AutoPacific forecasts U.S. EV sales to total 440,000 units this year, up from 262,000 in 2020 and 253,000 in 2019. That number will keep rising as consumers realize EVs are not disruptive to their daily habits, Kim said.

“Every year we see range going up, better performance … there is a rapid level of learning among automakers,” he noted. “We’ll still see battery hiccups here and there. Everyone is having growing pains. Battery chemistry is new to automakers and engineers are still figuring it out.”

GM’s engineering teams, seeking to maximum power and range in upcoming EVs, are hard at work on the next iteration of cell chemistries, according to Kevin Robinet, assistant chief engineer of GM’s battery electric propulsion systems.

“We’re already talking about battery improvements for mid-decade,” he told ABC News. “It’s an evolving tech. As energy density improves, batteries will weigh less and so will the vehicles.”

K.C. Colwell, Car and Driver’s deputy testing director, expects the Hummer to be a big part of GM’s ambitious EV product plan.

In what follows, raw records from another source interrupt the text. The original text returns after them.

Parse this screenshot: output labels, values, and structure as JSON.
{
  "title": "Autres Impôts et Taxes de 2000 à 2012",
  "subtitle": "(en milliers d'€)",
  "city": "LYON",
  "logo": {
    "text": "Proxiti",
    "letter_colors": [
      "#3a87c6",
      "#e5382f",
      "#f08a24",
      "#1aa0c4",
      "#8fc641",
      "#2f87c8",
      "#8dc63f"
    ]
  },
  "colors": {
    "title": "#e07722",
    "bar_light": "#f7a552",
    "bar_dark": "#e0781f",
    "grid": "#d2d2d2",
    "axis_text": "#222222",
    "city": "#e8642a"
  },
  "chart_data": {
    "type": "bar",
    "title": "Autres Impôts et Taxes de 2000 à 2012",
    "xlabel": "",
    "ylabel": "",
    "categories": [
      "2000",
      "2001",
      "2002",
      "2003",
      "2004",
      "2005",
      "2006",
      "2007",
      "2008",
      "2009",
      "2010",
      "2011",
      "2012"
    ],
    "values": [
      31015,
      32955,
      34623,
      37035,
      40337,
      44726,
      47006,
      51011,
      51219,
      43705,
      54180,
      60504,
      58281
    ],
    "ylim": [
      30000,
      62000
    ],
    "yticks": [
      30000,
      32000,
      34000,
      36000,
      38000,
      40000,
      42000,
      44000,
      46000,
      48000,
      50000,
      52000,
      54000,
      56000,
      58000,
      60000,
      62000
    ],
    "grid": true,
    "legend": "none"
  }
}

“This is a halo product for GMC and for the Ultium battery technology,” he told ABC News, adding, “GMC has not had a halo product since the Typhoon,” a high-performance SUV that GM produced from 1991 to 1993.

And the reborn Hummer, a shell of its boxy, gas-guzzling former self, may finally win over the environmentalists who once decried its hefty carbon footprint.

“It behaves more like a supercar than a pickup truck,” Colwell said. “GM is going after a completely different audience — the early adopters, the Tesla buyers.”

At the proving grounds, the Hummer EV tackled each drill with finesse, performing a full-turning circle (“You’d never be able to do this in a solid rear-axle truck,” Oppenheiser declared), maneuvering like a crab on dirt, slaloming through serpentine cones and accelerating instantaneously in “Watts to Freedom” launch control mode.

Getting Americans aboard the EV bandwagon will be a daunting task for legacy automakers like GM. But Oppenheiser, a “high-performance car guy” with over 2,000 hp in his garage, said the Hummer will convince others like himself that it’s possible.

“It’s pretty damn cool,” he said with a laugh.